The Secret Life of Animals: What They Feel, How They Communicate – Discovering a Hidden World The Secret Life of Animals: What They Feel, How They Communicate – Discovering a Hidden World by Peter Wohlleben
My rating: 3 of 5 stars

Animals of all kinds have played a part in the human story from way back; they have been companions, used for work, providing and actually being the food in a lot of cases too. Whilst some have been cherished, lots have been treated as pure commodities and we have often been quite cruel usually because people thought that they were not capable of communicating or had emotions.

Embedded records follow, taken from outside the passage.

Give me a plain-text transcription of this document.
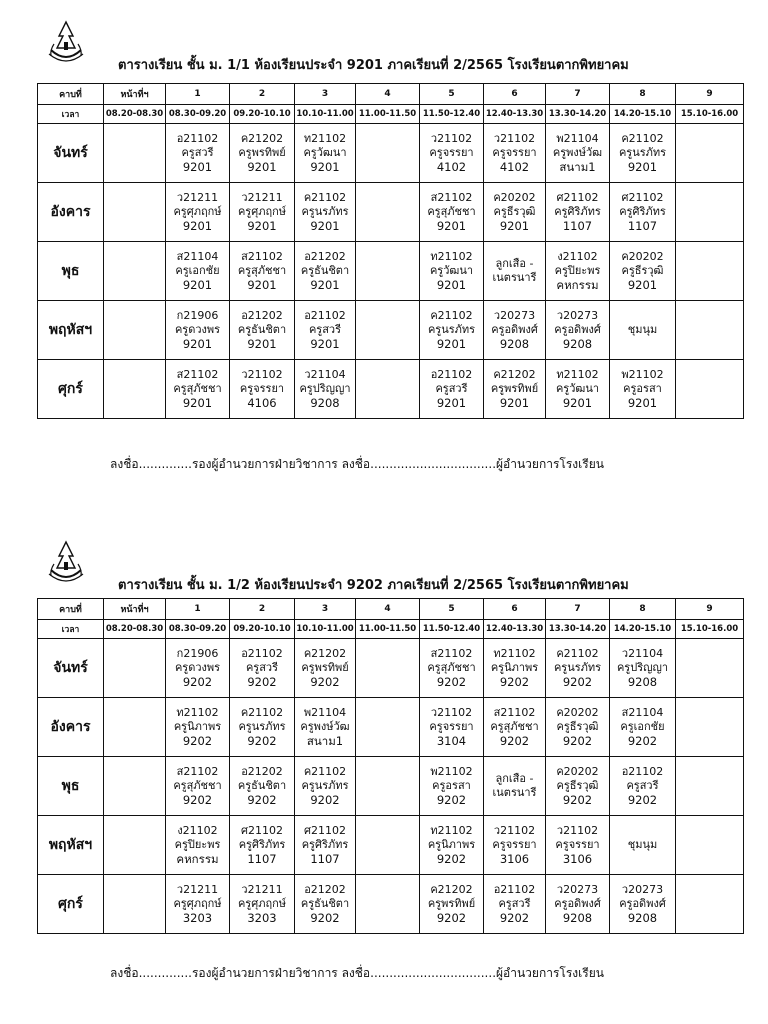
ตารางเรียน ชั้น ม. 1/1 ห้องเรียนประจำ 9201 ภาคเรียนที่ 2/2565 โรงเรียนตากพิทยาคม
คาบที่	หน้าที่ฯ	1	2	3	4	5	6	7	8	9
เวลา	08.20-08.30	08.30-09.20	09.20-10.10	10.10-11.00	11.00-11.50	11.50-12.40	12.40-13.30	13.30-14.20	14.20-15.10	15.10-16.00
จันทร์		อ21102
ครูสวรี
9201	ค21202
ครูพรทิพย์
9201	ท21102
ครูวัฒนา
9201		ว21102
ครูจรรยา
4102	ว21102
ครูจรรยา
4102	พ21104
ครูพงษ์วัฒ
สนาม1	ค21102
ครูนรภัทร
9201	

อังคาร		ว21211
ครูศุภฤกษ์
9201	ว21211
ครูศุภฤกษ์
9201	ค21102
ครูนรภัทร
9201		ส21102
ครูสุภัชชา
9201	ค20202
ครูธีรวุฒิ
9201	ศ21102
ครูศิริภัทร
1107	ศ21102
ครูศิริภัทร
1107	

พุธ		ส21104
ครูเอกชัย
9201	ส21102
ครูสุภัชชา
9201	อ21202
ครูธันชิตา
9201		ท21102
ครูวัฒนา
9201	ลูกเสือ -
เนตรนารี	ง21102
ครูปิยะพร
คหกรรม	ค20202
ครูธีรวุฒิ
9201	

พฤหัสฯ		ก21906
ครูดวงพร
9201	อ21202
ครูธันชิตา
9201	อ21102
ครูสวรี
9201		ค21102
ครูนรภัทร
9201	ว20273
ครูอดิพงศ์
9208	ว20273
ครูอดิพงศ์
9208	ชุมนุม	

ศุกร์		ส21102
ครูสุภัชชา
9201	ว21102
ครูจรรยา
4106	ว21104
ครูปริญญา
9208		อ21102
ครูสวรี
9201	ค21202
ครูพรทิพย์
9201	ท21102
ครูวัฒนา
9201	พ21102
ครูอรสา
9201	

ลงชื่อ..............รองผู้อำนวยการฝ่ายวิชาการ ลงชื่อ.................................ผู้อำนวยการโรงเรียน
ตารางเรียน ชั้น ม. 1/2 ห้องเรียนประจำ 9202 ภาคเรียนที่ 2/2565 โรงเรียนตากพิทยาคม
คาบที่	หน้าที่ฯ	1	2	3	4	5	6	7	8	9
เวลา	08.20-08.30	08.30-09.20	09.20-10.10	10.10-11.00	11.00-11.50	11.50-12.40	12.40-13.30	13.30-14.20	14.20-15.10	15.10-16.00
จันทร์		ก21906
ครูดวงพร
9202	อ21102
ครูสวรี
9202	ค21202
ครูพรทิพย์
9202		ส21102
ครูสุภัชชา
9202	ท21102
ครูนิภาพร
9202	ค21102
ครูนรภัทร
9202	ว21104
ครูปริญญา
9208	

อังคาร		ท21102
ครูนิภาพร
9202	ค21102
ครูนรภัทร
9202	พ21104
ครูพงษ์วัฒ
สนาม1		ว21102
ครูจรรยา
3104	ส21102
ครูสุภัชชา
9202	ค20202
ครูธีรวุฒิ
9202	ส21104
ครูเอกชัย
9202	

พุธ		ส21102
ครูสุภัชชา
9202	อ21202
ครูธันชิตา
9202	ค21102
ครูนรภัทร
9202		พ21102
ครูอรสา
9202	ลูกเสือ -
เนตรนารี	ค20202
ครูธีรวุฒิ
9202	อ21102
ครูสวรี
9202	

พฤหัสฯ		ง21102
ครูปิยะพร
คหกรรม	ศ21102
ครูศิริภัทร
1107	ศ21102
ครูศิริภัทร
1107		ท21102
ครูนิภาพร
9202	ว21102
ครูจรรยา
3106	ว21102
ครูจรรยา
3106	ชุมนุม	

ศุกร์		ว21211
ครูศุภฤกษ์
3203	ว21211
ครูศุภฤกษ์
3203	อ21202
ครูธันชิตา
9202		ค21202
ครูพรทิพย์
9202	อ21102
ครูสวรี
9202	ว20273
ครูอดิพงศ์
9208	ว20273
ครูอดิพงศ์
9208	

ลงชื่อ..............รองผู้อำนวยการฝ่ายวิชาการ ลงชื่อ.................................ผู้อำนวยการโรงเรียน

The latest scientific research and observations though is uncovering a very different story. Lots are known about dolphins and whales though we and not very far down the road of understanding what is being said, and it turns out there are a lot of other animals that communicate in one way or another but there is another world that is slowly being revealed. They have discovered instances of animals feeling shame, sadness, regret and as well as the way they can consciously select partners.

I really enjoyed Peter Wohlleben’s first book, The Hidden Life Of Trees, a subject he knows a lot about having been a forester for around three decades, and the intimacy of his knowledge there shines like a blade of sunlight through the glade. With this, he is out of his comfort zone somewhat and even though he is drawing on personal experience and scientific research to highlight just how animals behave. Whilst it may have a grounding in science, this is primarily anecdotal evidence and also shows how we as humans project our not fully understood emotions and habits onto all sorts of different species. Still worth reading as some of the stories in here are quite entertaining.